C’est pourquoi, l’écriture constitue une émergence symbolique corrélative de la dimension d’absence, probablement en mimant à son tour le processus de l’engendrement, en remplaçant la mère et en permettant le jeu subtil des substitutions, ramenant aussi à l’enfance de la création et de l’écriture. L’oeuvre devient l’objet transitionnel qui tient lieu de mère sur laquelle l’enfant aurait tout pouvoir, signe et symbole de la mère, instaurant le corps de l’oeuvre.

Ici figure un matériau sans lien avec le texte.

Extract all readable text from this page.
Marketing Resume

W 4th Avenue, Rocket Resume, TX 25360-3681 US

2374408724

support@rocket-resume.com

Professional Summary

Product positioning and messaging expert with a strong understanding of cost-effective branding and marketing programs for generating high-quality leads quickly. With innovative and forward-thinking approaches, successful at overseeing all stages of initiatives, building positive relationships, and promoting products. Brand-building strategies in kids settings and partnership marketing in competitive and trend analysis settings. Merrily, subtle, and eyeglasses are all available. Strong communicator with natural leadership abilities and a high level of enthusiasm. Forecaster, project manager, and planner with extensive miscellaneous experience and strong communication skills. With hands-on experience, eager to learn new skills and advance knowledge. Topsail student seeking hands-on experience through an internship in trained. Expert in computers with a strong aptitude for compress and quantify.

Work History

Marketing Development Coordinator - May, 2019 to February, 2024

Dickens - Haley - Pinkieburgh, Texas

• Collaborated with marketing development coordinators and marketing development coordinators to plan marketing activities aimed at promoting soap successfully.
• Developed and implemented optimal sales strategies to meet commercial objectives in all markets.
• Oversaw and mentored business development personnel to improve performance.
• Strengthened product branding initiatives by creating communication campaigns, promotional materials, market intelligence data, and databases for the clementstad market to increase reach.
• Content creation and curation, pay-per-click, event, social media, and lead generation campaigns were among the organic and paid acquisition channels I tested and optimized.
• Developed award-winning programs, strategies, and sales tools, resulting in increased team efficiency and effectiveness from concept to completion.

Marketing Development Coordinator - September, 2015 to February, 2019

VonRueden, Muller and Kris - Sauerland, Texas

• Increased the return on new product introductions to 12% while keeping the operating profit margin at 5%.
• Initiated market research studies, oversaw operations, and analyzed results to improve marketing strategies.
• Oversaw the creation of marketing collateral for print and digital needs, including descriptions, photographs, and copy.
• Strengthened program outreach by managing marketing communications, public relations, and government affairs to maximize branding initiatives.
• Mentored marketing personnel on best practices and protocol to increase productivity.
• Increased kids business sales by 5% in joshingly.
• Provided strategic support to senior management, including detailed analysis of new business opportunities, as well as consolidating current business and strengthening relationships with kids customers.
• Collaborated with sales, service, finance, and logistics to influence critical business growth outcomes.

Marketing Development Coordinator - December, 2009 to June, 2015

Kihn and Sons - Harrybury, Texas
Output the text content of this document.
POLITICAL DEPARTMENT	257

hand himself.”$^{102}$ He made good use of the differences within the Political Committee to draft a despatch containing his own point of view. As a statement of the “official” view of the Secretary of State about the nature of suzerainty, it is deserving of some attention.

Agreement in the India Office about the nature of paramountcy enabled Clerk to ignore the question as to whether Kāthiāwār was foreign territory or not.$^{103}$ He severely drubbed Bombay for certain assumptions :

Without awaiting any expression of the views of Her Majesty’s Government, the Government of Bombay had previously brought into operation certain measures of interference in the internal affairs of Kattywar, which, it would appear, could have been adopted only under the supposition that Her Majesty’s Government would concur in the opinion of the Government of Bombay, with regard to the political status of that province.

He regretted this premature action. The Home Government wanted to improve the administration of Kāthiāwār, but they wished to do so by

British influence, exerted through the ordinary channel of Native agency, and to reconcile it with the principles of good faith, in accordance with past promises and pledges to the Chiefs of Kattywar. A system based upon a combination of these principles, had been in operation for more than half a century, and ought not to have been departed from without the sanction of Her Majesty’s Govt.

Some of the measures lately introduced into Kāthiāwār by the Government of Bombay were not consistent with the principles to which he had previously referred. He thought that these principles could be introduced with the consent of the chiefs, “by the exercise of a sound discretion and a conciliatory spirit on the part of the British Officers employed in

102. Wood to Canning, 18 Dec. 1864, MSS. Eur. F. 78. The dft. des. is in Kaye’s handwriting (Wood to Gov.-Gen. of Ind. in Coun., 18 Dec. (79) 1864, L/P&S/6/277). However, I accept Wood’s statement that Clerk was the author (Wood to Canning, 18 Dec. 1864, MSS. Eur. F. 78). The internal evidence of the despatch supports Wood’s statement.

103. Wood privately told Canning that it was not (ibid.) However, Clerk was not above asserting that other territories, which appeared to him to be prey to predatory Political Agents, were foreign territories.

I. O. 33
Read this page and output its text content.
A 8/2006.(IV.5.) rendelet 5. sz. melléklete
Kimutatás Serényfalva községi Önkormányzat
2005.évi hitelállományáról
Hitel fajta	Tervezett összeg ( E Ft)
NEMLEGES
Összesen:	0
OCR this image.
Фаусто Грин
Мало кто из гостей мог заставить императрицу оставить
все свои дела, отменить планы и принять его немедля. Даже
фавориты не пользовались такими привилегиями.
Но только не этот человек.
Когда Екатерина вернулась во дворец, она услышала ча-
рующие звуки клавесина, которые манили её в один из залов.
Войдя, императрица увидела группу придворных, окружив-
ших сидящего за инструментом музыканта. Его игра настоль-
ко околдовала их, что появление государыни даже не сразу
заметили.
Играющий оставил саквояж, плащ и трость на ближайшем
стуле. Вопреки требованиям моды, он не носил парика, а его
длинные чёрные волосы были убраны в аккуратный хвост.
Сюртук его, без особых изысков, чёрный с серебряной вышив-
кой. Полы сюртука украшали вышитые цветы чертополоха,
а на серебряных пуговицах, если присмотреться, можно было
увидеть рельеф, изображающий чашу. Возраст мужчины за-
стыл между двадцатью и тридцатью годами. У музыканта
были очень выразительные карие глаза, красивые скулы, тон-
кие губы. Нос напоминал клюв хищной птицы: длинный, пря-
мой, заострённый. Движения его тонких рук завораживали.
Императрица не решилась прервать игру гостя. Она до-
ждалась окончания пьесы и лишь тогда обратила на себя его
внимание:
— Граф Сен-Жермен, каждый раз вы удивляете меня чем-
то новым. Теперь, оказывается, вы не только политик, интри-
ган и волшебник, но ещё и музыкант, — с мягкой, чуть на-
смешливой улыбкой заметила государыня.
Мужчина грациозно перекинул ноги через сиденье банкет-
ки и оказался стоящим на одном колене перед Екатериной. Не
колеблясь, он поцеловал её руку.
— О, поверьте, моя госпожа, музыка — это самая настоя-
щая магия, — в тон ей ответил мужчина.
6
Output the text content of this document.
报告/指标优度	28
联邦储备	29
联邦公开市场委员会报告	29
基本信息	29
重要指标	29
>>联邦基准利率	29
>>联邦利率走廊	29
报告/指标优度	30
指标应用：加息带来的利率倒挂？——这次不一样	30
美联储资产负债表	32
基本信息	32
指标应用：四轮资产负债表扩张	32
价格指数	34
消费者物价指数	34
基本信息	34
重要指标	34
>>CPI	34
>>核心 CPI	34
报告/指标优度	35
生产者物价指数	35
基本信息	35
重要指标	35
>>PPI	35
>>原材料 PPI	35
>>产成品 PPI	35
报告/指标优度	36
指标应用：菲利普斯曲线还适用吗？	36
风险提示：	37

La création permet de vivre le passé et le présent psychiques, de revivre l’archaïque. Or, tout ce processus semble se dérouler difficilement dans l’écriture de Khaïr-Eddine. Dans son rapport au corps et à l’oralité perdue et au problème de la mémoire, dans le resurgissement du passé inscrit dans le corps, elle tente de situer le lieu probable d’une expérience traumatique : « Souvenirs par ouï-dire ou songes désaccordés, valses imaginaires ou sentiments naissants duvetés se désorganisant au fur et à mesure qu’ils prenaient pied dans ma mémoire, tout cela la niait, la reléguait au fin fond d’une peur indéfinissable qui ne me quitte pas, me distend et m’assène des coups portés depuis belle lurette à ma famille, nageant comme des bacilles dans mon sang, me bandant les yeux et me tuant à longueur. » (Le déterreur , p. 122) . Il nous semble que cette difficulté se lit dans les troubles de la mémoire qui ne manquent pas de se répercuter sur l’écriture elle-même.

Notes
532.

En gras dans le texte.

533.

Cf. p. 160-163 et suivantes, à propos des fantasmes

incestueux et du rapport avec le père.

534.

Michel LEDOUX. op. cit. p. 137.

535.

Dont parle Winnicott.

536.

Nabile FARES. op. cit. p. 190.

537.

Didier ANZIEU. Le corps de l’oeuvre, op. cit. montre que

c’est là l’une des phases du travail créateur, inscrite dans

le code de l’oeuvre.

538.

Claude HAGEGE. Autrement, N°90, mai 1987.